Val Guest, 1957
Starring: Forrest Tucker, Peter Cushing, Maureen Connell, Richard Watts
In the Himalayas, a group of scientists use a monastery as the base for their expeditions, including a botanist, Dr. John Rollason. A new team arrives — Dr. Tom Friend, along with a photographer, a trapper, and a guide — in order to find the legendary yeti. Rollason is determined to accompany them, but his wife Helen fears for his safety and hopes the local Lama will intercede on her behalf. It becomes clear that while Rollason has purely scientific interests, Friend wants to capture the beast and profit off of it. When the men become lost in the snow, Rollason’s wife stages an emergency rescue mission.
The Abominable Snowman, also known as The Abominable Snowman of the Himalayas in the US, is one of Hammer’s earliest efforts — alongside The Curse of Frankenstein — and for some reason it’s pretty thoroughly neglected, probably because it’s not one of their Technicolor Gothic horror outings. In my opinion, it fits in in two places: first, as part of Hammer’s small series of sci-fi horror films like the Quatermass trilogy, which began with The Quatermass Experiment (1953). Some of these films were helmed by The Abominable Snowman’s director Val Guest. And like many of those, it was based on a television play made for the BBC — called The Creature — written by Quatermass creator Nigel Kneale, also responsible for the filmic script.

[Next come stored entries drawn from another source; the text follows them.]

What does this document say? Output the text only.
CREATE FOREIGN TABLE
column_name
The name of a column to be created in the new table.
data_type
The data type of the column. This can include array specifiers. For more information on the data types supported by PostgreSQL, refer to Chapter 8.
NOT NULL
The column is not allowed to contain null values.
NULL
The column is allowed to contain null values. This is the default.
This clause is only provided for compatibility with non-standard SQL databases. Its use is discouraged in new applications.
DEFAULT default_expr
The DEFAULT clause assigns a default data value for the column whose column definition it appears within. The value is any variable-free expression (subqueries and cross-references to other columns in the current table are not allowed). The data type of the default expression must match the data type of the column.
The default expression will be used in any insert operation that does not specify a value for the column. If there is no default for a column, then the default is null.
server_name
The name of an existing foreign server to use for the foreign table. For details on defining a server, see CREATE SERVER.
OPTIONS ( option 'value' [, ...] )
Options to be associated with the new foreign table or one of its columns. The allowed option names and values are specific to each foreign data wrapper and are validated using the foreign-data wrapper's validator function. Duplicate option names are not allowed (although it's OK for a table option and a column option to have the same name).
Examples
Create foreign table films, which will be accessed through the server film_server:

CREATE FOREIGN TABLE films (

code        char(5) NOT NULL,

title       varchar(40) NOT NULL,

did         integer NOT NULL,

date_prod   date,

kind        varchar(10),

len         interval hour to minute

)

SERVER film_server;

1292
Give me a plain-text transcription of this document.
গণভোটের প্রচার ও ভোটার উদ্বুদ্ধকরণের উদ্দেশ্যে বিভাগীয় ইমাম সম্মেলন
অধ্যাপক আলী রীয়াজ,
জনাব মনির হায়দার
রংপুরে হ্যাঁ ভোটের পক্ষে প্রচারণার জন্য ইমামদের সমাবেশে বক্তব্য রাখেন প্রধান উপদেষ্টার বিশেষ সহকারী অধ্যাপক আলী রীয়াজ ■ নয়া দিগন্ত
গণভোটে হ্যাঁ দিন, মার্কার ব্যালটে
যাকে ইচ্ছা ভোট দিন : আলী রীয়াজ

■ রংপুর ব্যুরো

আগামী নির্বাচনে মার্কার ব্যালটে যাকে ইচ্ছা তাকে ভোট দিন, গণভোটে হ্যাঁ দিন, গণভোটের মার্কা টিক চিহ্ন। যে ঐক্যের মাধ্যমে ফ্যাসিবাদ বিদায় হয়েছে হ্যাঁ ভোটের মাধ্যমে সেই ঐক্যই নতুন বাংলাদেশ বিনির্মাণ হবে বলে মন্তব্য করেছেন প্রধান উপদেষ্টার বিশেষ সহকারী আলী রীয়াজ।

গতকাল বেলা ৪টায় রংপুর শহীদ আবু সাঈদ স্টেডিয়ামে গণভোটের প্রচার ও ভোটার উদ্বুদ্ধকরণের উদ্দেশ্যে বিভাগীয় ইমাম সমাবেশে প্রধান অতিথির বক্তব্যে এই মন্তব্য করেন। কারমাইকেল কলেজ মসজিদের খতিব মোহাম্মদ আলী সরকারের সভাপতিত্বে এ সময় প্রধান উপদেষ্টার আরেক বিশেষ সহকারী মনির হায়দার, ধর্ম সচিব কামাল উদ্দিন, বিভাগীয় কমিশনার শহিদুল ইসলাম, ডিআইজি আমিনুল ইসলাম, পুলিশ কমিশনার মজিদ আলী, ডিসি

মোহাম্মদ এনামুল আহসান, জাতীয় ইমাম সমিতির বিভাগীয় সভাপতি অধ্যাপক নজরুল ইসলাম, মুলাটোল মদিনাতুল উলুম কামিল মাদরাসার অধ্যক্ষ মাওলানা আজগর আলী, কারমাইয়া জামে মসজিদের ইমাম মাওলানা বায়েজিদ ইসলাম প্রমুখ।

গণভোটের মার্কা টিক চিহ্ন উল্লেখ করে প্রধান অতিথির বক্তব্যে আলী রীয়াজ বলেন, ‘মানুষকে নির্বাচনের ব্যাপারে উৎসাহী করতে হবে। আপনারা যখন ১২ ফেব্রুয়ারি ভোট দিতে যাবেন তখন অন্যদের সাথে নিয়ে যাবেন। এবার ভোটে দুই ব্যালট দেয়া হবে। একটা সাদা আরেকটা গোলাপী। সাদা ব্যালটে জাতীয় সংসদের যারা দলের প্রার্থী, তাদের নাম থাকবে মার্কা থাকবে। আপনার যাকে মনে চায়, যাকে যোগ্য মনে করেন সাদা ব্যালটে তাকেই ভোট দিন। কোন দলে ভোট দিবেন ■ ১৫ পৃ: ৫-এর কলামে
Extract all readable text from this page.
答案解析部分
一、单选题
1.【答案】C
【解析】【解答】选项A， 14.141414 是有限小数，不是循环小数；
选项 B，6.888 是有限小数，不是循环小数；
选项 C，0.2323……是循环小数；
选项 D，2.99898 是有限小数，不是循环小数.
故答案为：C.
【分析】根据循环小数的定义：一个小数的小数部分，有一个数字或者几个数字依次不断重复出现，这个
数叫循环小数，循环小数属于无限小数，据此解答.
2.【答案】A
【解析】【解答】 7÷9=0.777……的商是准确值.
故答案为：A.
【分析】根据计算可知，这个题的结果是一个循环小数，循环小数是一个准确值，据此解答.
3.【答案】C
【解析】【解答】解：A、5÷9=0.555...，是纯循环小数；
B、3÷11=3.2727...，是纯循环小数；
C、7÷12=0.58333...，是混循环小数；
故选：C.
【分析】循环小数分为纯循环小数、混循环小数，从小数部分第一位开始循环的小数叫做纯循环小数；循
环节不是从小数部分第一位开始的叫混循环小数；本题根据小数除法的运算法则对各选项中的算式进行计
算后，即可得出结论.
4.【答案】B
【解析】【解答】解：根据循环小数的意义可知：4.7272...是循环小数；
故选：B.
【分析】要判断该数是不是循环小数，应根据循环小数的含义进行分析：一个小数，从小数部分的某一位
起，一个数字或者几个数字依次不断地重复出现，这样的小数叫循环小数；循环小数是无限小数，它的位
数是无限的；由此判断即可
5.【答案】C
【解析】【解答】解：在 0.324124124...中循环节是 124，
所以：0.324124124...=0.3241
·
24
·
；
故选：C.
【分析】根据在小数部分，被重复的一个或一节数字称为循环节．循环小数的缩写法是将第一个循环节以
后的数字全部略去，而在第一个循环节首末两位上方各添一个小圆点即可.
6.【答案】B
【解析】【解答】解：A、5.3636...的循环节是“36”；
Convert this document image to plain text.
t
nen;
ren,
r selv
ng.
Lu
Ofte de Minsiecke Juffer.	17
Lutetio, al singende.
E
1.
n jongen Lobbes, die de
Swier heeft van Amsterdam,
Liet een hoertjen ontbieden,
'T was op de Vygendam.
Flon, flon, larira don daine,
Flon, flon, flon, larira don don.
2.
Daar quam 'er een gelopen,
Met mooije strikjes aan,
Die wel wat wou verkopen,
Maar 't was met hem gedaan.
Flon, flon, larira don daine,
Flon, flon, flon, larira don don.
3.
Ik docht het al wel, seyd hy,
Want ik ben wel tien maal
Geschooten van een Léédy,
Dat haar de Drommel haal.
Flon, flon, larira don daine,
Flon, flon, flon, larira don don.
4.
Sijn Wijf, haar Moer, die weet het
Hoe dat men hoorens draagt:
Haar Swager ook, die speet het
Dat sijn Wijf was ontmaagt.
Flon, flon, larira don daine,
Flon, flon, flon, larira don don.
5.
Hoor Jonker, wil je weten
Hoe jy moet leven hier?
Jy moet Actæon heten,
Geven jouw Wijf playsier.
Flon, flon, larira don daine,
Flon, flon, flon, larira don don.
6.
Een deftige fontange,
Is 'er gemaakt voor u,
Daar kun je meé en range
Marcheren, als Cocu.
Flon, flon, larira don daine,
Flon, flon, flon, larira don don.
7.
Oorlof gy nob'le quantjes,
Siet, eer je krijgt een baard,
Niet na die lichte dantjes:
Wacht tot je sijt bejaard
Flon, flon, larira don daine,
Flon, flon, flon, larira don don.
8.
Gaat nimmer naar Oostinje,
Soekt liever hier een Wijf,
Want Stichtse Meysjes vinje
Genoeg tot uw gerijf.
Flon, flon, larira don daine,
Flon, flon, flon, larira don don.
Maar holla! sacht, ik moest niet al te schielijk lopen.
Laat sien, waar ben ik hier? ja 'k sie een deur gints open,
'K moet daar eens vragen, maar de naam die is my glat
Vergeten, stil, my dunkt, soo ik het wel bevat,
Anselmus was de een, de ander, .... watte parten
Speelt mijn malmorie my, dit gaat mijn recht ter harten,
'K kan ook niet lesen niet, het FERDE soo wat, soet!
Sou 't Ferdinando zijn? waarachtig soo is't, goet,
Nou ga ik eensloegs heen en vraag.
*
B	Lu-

It also fits in with a small number of winter-themed sci-fi horror films made in the ‘50s: namely titles like sub-genre mainstay The Thing from Another World (1951) and lesser known British film The Trollenberg Terror (1958). While I love The Thing from Another World — and of course John Carpenter’s ‘80s remake, The Thing (1982) — but I also really have a soft spot for The Abominable Snowman. Like the much later series The X-Files, it’s a pleasing blend of science, sci-fi, monster movies, and captures the spirit of fear and wonder that went along with the exploratory fervor of the 19th and early 20th centuries. Even as late as the early ‘50s, scientists and climbers claimed to find evidence of yeti prints.
The creatures are a minimal presence within the film — thanks to Guest rather than Kneale — but the script uses them in a fascinating way. SPOILERS. The film suggests that when humans destroy each other, the peaceful, telepathic yetis will take humanity’s place as ruling bipeds on earth. The wonderfully ambiguous ending allows Rollason to remain as the only survivor of the disastrous yeti hunt expedition, but he claims to have no knowledge of the creatures, either because he has come to learn what the Lama already knows and is protecting them, or because he’s *cue suspenseful music* been brainwashed. They are terrifying precisely because they are able to telepathically control the members of the expedition, causing the men to hallucinate and having fatal accidents.
There’s also a wonderful sense of atmosphere, with the film shot both in Bray Studios, Pinewood (to allow for more space), and the French Alps. Sometimes it’s clear where Guest and his team struggled to make the different sets work together, but I will take anything with mountains and snow. Hammer’s typically lush use of color is set aside in favor of some very effective black and white film, which occasionally gives The Abominable Snowman a vintage documentary feel. And despite the vast spaces, this has a Quatermass-like use of tension, claustrophobia, paranoia, and suspense — so much so that the film deserves a better reputation.
Don’t get me wrong, though. Like most ‘50s sci-fi, it has its issues. Some scenes are overly talky, while the acting is really nothing to write home about. American actor Forrest Tucker (Break in the Circle, The Trollenberg Terror) costars as the opportunistic Dr. Friend, but is just plain flat and unlikable alongside Peter Cushing in the great actor’s second starring role for Hammer after The Curse of Frankenstein. Though a bit more subdued than normal, Cushing is captivating and delightful, as always. He reprised his original role of Dr. Rollason in Knell’s teleplay along with actors Arnold MarlĂ© (The Man Who Could Cheat Death) and Wolfe Morris (The House That Dripped Blood). One of Kneale’s biggest alterations from the teleplay version is that in the film, Rollason has a wife — apparently named Helen after Cushing’s own beloved wife, Violet Helene — who provides plenty of needed emotional weight.
The film comes recommended, providing you enjoy the sort of blend of sci-fi, horror, monster movie, and adventure film that The Abominable Snowman provides. Pick it up on DVD and revel in the glory that is Peter Cushing at the beginning of his career with Hammer. Give the script a chance to surprise you and revel in the windswept, alienating landscapes.